The 2012 ACR criteria feature 8 biologic agents: abatacept, rituximab, adalimumab, etanercept, infliximab, toclizumab, certolizumab pegol, and golimumab. In 2008, there were only 5 biologics; in the past 4 years, toclizumab, certolizumab pegol, and golimumab have been approved by the FDA.
For early RA patients, the 2012 ACR criteria suggest first assessing disease activity. If it is low, patients should take a DMARD. Patients with moderate disease activity should take ≥1 DMARD therapy. If patients have high disease activity, they are advised to take DMARD monotherapy, DMARD combination therapy, a combination of hydroxychloroquine and methotrexate, or an anti-tumor necrosis factor (TNF) with or without methotrexate.
Dr. Owens provided an overview of the treatment options available to treat RA. He said nonpharmacologic options such as rest, pain relieving therapy, physical therapy, occupational therapy, and patient education are useful.
Small molecule DMARDs include minocycline, which Dr. Owens said may work best in early treatment and provides a modest effect; sulfasalazine and hydroxychlorique, which also have a moderate effect, but have a low cost; and intramuscular gold, which decreases disease progression and has a slow onset, but requires close monitoring.
Immunosuppressant drugs include methotrexate, which Dr. Owens considers the most effective DMARD with a good benefit-to-risk ratio; azathioprine, which Dr. Owens considers reasonably effective and has a slow onset; cyclophosphamide, which is effective for vasculitis, but not as effective for arthritis; and cyclosporine, which is superior to placebo, but has led to renal toxicity.
FDA-approved biologic DMARDs are in the following categories: anti-TNF antagonists (adalimumab, etanercept, infliximab, golimumab, and certolizumab), interleukin antagonists (anakinra and actemra), suppress T-cell activation (abatacept), and anti B-cell monoclonal antibody (rituximab).
Dr. Owens added that several drugs are in the late-stage pipeline to treat RA. Phase 3 trials have been conducted or are underway for sirukumab (a human anti-interleukin-1 beta monoclonal antibody), secukinumab (a human anti-interleukin-1 beta monoclonal antibody), ofatumumab (a human anti-CD20 monoclonal antibody), tofacitinib (a janus kinase inhibitor), and fostamatinib (a spleen tyrosine kinase inhibitor).
None of the current therapies cure the disease, but approximately 50% of patients who take any of the FDA-approved biologics meet the ACR’s criteria of 20% to 50% improvement, according to Dr. Owens. He added that an issue with biologics is that most have fixed doses within a narrow range. In addition, some of the contraindications associated with biologics are active hepatitis B infection, multiple sclerosis, optic neuritis, active serious infections, chronic or recurrent infections, current neoplasia, history of tuberculosis or positive purified protein derivative, and congestive heart failure.
The wholesale acquisition costs for the 8 biologic DMARDs are similar, ranging from $20,500 per year for abatacept to $21,500 for rituximab, according to Dr.

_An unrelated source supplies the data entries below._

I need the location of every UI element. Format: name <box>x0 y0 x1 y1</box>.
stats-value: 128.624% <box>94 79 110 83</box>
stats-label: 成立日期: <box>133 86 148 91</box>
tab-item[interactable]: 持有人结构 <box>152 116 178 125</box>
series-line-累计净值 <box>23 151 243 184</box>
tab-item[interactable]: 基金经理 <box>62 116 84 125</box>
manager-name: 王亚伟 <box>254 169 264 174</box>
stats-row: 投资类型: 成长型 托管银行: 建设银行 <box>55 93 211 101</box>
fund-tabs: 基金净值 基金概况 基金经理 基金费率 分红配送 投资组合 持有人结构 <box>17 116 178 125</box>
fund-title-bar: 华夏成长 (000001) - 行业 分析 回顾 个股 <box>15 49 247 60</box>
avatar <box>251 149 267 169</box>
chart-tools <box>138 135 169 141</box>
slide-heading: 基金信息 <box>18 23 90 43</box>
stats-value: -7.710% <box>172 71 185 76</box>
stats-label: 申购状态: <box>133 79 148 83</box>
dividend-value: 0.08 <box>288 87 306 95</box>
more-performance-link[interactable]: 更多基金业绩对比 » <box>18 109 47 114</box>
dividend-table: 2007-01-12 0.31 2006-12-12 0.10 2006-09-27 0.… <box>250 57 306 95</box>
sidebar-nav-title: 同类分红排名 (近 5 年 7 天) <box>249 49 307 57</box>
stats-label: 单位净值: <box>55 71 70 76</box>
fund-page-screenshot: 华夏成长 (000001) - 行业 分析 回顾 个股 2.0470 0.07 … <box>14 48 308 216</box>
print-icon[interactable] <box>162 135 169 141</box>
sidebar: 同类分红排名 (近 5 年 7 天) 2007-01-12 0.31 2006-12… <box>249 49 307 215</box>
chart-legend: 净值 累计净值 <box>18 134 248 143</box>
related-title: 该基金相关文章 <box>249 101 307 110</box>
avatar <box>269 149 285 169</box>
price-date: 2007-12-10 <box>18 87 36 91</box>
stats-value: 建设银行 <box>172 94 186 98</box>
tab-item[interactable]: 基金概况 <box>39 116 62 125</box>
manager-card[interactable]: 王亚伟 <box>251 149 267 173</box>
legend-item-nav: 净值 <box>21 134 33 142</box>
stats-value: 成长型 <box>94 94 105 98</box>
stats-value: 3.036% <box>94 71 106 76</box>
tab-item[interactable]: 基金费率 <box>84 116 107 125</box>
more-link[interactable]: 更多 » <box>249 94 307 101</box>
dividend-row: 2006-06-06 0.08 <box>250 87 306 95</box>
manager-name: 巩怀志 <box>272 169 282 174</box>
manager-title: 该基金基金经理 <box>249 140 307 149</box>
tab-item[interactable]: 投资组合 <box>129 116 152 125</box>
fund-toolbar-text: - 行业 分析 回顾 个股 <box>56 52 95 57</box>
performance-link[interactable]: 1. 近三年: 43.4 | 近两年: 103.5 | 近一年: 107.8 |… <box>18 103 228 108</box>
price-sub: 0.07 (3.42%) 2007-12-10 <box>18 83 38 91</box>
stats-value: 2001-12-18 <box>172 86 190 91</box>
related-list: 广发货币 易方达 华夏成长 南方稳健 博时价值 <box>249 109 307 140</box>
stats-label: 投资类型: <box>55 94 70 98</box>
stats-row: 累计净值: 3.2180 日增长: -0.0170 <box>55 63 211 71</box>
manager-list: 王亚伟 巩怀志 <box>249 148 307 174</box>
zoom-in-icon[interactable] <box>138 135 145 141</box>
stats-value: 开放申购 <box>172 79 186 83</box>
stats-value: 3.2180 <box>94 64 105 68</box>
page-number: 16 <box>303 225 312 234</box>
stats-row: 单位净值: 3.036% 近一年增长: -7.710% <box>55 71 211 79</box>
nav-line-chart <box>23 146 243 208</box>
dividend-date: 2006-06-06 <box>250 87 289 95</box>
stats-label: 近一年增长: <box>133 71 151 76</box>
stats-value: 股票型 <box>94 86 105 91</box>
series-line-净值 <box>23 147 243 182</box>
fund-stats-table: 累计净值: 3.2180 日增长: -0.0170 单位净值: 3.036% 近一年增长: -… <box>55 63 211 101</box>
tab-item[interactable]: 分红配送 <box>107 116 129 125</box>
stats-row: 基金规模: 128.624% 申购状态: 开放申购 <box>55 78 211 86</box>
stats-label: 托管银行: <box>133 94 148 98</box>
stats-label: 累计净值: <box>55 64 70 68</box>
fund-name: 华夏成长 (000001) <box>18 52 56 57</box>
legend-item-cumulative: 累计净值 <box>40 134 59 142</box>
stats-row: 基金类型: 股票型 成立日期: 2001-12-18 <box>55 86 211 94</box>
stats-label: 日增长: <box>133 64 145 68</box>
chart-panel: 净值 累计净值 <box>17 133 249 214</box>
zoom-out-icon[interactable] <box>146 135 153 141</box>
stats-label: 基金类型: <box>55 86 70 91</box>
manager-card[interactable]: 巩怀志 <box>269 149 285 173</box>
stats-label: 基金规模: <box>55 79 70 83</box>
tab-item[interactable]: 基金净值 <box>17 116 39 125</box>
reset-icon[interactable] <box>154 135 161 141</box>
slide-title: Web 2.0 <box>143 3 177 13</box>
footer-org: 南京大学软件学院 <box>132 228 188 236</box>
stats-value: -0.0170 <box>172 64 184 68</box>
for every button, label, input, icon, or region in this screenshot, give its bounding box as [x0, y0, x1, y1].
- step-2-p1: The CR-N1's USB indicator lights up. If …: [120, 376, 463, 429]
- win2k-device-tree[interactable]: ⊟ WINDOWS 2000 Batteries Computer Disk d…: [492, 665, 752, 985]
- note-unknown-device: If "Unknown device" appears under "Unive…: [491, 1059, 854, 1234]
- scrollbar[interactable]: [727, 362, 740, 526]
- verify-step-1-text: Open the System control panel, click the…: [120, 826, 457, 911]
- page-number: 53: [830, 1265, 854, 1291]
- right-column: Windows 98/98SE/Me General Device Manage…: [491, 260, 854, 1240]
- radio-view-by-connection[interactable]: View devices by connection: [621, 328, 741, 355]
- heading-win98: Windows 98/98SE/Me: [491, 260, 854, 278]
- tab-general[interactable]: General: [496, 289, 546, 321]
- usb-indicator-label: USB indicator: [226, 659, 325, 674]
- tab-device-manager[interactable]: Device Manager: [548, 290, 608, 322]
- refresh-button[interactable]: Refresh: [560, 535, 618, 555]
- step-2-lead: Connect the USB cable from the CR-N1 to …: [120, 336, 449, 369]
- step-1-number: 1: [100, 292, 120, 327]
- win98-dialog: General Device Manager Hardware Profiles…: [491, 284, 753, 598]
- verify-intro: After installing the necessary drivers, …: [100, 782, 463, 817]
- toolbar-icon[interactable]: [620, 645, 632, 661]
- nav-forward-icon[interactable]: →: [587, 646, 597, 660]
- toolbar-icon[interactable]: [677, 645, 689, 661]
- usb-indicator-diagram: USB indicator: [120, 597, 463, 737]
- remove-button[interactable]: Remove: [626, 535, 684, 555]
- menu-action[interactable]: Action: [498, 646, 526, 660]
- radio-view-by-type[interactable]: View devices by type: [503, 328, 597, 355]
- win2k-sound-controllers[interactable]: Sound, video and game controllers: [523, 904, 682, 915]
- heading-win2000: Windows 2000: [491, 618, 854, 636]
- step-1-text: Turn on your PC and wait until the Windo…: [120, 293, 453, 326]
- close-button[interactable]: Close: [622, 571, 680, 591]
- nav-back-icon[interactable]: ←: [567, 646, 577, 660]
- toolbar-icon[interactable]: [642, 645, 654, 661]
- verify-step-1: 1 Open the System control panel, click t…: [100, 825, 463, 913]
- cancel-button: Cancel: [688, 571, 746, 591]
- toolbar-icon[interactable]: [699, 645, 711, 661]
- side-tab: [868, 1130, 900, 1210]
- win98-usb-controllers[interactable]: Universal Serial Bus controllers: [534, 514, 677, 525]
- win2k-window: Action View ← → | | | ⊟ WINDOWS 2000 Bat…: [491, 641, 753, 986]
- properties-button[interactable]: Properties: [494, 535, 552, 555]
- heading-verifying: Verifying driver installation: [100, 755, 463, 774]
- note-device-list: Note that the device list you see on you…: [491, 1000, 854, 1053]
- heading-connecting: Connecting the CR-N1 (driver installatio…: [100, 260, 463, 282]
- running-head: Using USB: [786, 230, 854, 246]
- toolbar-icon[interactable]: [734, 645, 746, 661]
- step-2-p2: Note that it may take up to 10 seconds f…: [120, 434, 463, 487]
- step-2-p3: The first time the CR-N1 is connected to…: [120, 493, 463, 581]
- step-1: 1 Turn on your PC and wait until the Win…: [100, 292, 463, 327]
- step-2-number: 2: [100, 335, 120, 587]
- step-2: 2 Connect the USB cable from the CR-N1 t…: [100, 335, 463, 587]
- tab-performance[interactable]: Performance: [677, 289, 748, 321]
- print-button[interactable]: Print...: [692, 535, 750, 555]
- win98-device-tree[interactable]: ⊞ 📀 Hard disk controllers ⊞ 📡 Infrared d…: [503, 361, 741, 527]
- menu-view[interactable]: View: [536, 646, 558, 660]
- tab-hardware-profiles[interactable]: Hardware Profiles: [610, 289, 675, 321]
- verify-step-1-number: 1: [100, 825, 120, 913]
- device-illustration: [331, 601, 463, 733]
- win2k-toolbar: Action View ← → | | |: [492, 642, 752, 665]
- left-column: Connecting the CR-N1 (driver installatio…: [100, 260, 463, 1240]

Owens.
Dr. Owens also discussed results of a study that examined an overview of The Cochrane Library reviews. An analysis of 27 randomized controlled trials found that any biologic DMARD was more effective than placebo, with all but anakinra being 2 to 3 times more effective. For the most part, the DMARDs were similar in effectiveness, although the authors found that etanercept, rituximab, and adalimumab were superior to anakinra.
Another analysis of 29 randomized controlled trials found that compared with a placebo group, patients who took adalimumab, anakinra, and infliximab were at a higher risk for withdrawing from the studies because of adverse events. The risk was similar between the group and patients who took abatacept, etanercept, and rituximab. In addition, compared with the etanercept group, patients who took adalimumab, anakinra, and infliximab had more withdrawals because of adverse events.